In our case, the patient’s respiratory symptoms were predominantly cough and sputum. The clinical manifestations were nonspecific, and the elevated SACE level was suggestive of sarcoidosis. Chest CT revealed multiple nodular and cord-like, patchy hyperdense shadows along the bronchi, thickened bronchial vascular bundles in the lesion area, positive interface signs, and several enlarged mediastinal lymph nodes, consistent with the imaging characteristics of sarcoidosis (17). mNGS of the lavage fluid showed M. abscessus, and the subsequent culture results confirmed the presence of NTM. Cervical lymph node biopsy was performed, and the pathology indicated non-necrotizing epithelioid granulomas, consistent with the pathological features of sarcoidosis. The coexistence of NTM-PD (M. abscessus) with sarcoidosis was diagnosed on the basis of the patient’s clinical features presence of non-necrotizing granulomas on chest imaging, etiology, and tissue biopsy. Evidence of other causes of granulomas was lacking. Sarcoidosis involves a certain degree of self-healing, and the spontaneous remission rate of stage II pulmonary sarcoidosis can be 40–70% (18). Anti-sarcoidosis therapy can be initiated in patients with significant respiratory or systemic symptoms and progressive worsening of pulmonary lesions on chest CT. Oral corticosteroids are the core drugs used for sarcoidosis treatment (19). For patients with concomitant NTM-PD, anti-NTM-PD therapy can be initiated simultaneously. In this case, the patient’s symptoms of cough and sputum progressively worsened, and the imaging manifestations revealed multiple nodular, cord-like, patchy hyperdense shadows with lymphadenopathy, which fulfilled the indications for glucocorticoid therapy. Therefore, oral prednisone was administered on the basis of anti-NTM-PD therapy, and the clinical symptoms significantly improved in the subsequent follow-up. The chest CT revealed that the mediastinal lymph nodes were significantly reduced. The lung lesions were obviously absorbed, and the efficacy of treatment was deemed significant.
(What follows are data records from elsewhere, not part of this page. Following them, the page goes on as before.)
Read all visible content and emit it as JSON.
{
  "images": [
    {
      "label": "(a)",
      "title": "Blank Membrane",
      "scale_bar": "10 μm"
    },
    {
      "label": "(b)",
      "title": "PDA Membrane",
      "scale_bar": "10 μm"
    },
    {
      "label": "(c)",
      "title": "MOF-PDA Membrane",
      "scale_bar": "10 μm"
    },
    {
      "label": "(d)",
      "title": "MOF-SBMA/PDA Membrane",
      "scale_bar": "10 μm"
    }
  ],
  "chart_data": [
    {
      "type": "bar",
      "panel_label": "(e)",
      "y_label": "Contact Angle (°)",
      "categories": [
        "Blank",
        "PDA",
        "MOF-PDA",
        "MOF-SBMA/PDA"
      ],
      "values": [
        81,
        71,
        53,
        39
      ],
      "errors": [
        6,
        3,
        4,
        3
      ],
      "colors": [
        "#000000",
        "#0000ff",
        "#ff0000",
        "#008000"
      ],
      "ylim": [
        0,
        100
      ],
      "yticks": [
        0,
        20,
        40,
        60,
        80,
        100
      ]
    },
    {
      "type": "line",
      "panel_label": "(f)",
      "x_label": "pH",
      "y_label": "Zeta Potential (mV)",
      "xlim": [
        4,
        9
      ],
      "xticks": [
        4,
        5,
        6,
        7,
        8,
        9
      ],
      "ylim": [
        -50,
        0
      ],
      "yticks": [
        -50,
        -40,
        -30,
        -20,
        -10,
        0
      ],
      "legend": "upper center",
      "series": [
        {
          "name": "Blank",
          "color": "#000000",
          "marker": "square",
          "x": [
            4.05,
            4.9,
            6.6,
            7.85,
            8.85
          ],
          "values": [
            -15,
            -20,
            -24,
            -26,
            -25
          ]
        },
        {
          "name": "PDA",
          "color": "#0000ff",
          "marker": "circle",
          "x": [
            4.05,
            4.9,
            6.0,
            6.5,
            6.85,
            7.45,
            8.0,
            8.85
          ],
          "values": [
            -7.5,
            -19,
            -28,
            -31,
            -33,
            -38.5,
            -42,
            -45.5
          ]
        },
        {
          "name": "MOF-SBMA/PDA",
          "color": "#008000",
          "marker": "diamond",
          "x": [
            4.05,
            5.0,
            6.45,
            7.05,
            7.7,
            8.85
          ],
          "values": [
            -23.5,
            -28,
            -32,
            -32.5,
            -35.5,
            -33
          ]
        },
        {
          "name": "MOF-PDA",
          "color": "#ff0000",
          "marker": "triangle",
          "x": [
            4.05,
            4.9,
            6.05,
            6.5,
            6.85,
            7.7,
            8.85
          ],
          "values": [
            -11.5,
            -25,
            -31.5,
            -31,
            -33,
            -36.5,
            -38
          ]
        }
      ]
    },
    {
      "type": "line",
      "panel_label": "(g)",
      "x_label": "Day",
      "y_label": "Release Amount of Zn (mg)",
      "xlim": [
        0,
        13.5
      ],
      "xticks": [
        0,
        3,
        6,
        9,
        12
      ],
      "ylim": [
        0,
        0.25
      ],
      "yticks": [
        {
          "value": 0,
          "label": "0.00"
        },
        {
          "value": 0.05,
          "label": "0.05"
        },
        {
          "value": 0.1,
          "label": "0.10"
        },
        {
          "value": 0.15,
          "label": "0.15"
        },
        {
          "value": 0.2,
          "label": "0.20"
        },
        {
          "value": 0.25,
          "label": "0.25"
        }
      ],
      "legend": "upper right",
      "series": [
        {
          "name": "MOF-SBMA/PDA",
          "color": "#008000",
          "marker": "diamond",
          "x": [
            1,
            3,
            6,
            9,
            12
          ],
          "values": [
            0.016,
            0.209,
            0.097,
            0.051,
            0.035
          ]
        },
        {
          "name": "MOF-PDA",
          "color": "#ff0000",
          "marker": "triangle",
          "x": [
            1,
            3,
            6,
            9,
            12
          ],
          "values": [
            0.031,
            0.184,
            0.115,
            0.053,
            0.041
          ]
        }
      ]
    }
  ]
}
M. abscessus is considered the most pathogenic rapid-growing mycobacterium in humans, is not sensitive to many drugs, involves difficult-to-treat infection, and is associated with a poor prognosis (20). The pulmonary lesions of the patient in this case were mainly of lymphatic interstitial distribution and improved significantly in a short time, in similar fashion to sarcoidosis. However, there remained a number of lung lesions distributed along the airway, which is a manifestation similar to that of early M. abscessus infection, and the lung shadow also significantly improved after anti-M. abscessus treatment in a short time.
In summary, we encountered a rare case NTM-PD concurrent with pulmonary sarcoidosis. The patient exhibited good results after the administration of anti-NTM-PD therapy combined with glucocorticoids. We also analyzed the diagnosis and treatment of NTM-PD complicated with pulmonary sarcoidosis so as to improve the clinicians’ understanding of these coexisting conditions and offer experience and reference for clinical treatment.
Acknowledgments
Funding: This study was funded by the Jiangsu Commission of Health (No. M2021073).
Footnote
Conflicts of Interest: All authors have completed the ICMJE uniform disclosure form (available at https://qims.amegroups.com/article/view/10.21037/qims-24-1207/coif). The authors have no conflicts of interest to declare.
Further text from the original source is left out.